Indeed, Elizabeth Bewley ’10, the head freshman counselor in Berkeley, said Hicks encourages his students to transcend their own awkwardness with his catchphrase: “Be comfortable in your own discomfort.”

“He genuinely cares about each of his students and keeps track of them in a way that is admirable,” Bewley said. “He doesn’t forget about conversations he’s had with you.”

Berkeleyite Jeb Benkowski ’13 said Hicks’ smile, personality and beard cannot be replicated. Hicks has a gift for relating to students on a personal level and advises them on matters not limited to academics, Benkowski said, calling Hicks “the guy you knew you could go to if you had a problem — far and beyond anyone else.”.

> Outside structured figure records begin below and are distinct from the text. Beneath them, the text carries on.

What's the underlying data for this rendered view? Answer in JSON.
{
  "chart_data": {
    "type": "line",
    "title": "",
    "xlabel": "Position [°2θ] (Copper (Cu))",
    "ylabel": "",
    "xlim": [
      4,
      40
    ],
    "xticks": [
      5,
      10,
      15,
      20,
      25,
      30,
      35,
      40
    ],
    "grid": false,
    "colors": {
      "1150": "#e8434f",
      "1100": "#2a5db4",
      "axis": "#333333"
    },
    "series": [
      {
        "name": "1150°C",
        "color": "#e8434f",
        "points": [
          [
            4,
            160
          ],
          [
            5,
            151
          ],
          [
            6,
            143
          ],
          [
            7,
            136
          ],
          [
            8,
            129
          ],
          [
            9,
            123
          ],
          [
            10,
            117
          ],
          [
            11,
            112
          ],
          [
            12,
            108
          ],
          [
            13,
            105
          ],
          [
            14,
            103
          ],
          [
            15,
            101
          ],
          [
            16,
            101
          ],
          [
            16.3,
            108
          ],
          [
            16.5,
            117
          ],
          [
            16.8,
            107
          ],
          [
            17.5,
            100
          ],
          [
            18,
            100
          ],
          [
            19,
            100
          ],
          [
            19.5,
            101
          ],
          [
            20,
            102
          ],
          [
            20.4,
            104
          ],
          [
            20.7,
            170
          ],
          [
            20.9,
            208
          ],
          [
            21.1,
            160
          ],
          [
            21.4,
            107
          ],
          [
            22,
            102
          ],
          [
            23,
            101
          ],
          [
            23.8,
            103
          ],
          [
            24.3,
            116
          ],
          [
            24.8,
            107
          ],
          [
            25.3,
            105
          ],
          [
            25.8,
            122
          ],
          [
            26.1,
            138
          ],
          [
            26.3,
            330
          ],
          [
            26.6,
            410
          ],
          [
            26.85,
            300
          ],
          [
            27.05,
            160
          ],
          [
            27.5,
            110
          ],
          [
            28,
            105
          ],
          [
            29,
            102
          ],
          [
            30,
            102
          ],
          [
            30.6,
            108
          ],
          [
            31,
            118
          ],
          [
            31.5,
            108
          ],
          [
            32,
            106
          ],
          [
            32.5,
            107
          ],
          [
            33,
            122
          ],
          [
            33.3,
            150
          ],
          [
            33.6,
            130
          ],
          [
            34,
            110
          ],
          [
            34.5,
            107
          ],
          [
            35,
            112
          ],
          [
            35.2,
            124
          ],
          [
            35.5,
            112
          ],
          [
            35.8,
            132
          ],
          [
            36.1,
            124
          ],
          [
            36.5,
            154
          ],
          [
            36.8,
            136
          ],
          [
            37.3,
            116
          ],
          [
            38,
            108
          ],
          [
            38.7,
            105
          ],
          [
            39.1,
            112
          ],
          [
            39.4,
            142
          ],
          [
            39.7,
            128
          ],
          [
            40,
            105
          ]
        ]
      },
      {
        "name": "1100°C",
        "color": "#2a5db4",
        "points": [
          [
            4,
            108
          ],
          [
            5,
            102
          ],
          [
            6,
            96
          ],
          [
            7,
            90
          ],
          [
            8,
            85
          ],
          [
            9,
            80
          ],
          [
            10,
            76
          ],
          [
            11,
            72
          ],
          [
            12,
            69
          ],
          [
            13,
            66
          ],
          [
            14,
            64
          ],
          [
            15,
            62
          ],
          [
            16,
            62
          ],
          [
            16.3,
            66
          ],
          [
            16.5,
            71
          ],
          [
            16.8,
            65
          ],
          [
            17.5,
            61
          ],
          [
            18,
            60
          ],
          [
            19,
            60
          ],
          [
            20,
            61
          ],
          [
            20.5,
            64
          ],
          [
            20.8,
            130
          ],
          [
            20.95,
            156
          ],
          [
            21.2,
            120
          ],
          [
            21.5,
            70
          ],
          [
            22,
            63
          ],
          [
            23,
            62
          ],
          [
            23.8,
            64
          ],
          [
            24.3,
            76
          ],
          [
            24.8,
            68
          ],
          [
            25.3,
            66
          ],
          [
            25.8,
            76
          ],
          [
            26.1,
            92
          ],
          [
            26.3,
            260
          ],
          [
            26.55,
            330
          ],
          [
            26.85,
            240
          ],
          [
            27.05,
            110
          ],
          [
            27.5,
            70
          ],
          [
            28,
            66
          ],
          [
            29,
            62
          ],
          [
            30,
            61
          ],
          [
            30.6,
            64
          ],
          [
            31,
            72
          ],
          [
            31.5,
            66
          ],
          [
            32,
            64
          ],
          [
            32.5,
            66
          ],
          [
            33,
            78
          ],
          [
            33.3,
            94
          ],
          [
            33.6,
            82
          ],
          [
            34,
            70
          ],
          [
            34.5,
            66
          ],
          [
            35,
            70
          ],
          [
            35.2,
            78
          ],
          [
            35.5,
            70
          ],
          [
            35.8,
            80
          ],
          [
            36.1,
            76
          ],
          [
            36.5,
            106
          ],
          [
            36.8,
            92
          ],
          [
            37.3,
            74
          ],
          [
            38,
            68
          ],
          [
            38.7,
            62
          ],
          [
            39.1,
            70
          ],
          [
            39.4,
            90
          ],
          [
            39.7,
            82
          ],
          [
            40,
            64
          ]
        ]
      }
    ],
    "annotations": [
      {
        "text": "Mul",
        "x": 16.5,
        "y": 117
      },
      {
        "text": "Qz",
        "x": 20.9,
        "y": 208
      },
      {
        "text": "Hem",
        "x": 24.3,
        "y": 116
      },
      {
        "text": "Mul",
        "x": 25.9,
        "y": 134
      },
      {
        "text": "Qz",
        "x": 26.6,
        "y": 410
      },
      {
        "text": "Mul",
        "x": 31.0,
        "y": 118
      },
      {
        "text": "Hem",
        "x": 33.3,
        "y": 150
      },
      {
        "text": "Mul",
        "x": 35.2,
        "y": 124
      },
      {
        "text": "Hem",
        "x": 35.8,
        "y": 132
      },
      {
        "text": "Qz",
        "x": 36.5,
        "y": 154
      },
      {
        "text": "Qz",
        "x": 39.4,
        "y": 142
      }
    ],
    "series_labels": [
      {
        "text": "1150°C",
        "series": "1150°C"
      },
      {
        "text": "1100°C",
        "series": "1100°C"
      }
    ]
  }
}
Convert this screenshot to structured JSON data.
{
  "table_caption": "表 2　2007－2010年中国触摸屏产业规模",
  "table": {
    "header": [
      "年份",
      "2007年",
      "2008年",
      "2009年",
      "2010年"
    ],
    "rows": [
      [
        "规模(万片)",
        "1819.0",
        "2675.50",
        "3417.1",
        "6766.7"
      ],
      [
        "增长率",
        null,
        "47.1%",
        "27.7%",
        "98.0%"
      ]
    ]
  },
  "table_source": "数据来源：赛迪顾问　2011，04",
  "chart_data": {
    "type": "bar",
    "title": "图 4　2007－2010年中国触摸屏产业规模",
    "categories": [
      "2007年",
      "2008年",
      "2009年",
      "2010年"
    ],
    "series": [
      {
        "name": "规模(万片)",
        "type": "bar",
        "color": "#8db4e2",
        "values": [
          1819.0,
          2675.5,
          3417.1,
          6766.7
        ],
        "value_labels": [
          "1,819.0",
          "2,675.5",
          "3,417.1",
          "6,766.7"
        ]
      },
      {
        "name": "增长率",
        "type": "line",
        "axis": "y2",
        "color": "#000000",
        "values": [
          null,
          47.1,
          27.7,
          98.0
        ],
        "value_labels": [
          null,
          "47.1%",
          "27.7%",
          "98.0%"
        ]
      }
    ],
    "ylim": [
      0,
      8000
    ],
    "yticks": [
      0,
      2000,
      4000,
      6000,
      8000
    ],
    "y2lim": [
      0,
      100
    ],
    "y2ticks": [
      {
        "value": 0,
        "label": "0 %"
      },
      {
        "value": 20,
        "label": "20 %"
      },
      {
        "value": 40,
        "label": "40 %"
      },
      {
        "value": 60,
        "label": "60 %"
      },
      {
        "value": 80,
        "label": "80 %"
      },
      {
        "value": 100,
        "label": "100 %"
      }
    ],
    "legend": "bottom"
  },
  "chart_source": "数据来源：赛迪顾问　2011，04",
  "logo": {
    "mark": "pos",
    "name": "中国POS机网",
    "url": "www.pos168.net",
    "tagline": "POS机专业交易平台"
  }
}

Elizabeth Deutsch ’11, who is taking Hicks’ seminar this semester, called Hicks a “passionate educator” and said he is “whole-heartedly invested in the development and well-being of his students.”

“His departure is truly Yale’s loss,” she said in an e-mail.

Norma Thompson, a lecturer and associate director of the Whitney Humanities Center, worked with Hicks during her time as acting master of Berkeley College during the 2006-’07 academic year.

“Dean Hicks exemplifies the old Yale and the new; sagacity and empathy, the tough cop and the good cop in one learned and eloquent leader,” Thompson said in an e-mail.

But Hicks said he will not be leaving for good: As Berkeley College fellows, he and his wife will return for artistic performances, athletic contests and Chief Investment Officer David Swensen’s thrice-yearly beer and wine tastings, Hicks said.

“We’re leaving, as you will one day leave, but we’re coming back from time to time, just as you will, too,” Hicks said in the e-mail.

A college’s master generally chairs the search committees for a new dean, Yale College Dean Mary Miller said, explaining that Dean of Undergraduate Education Joseph Gordon and Dean of Academic Affairs Mark Schenker will work with her and Chun to form the committee.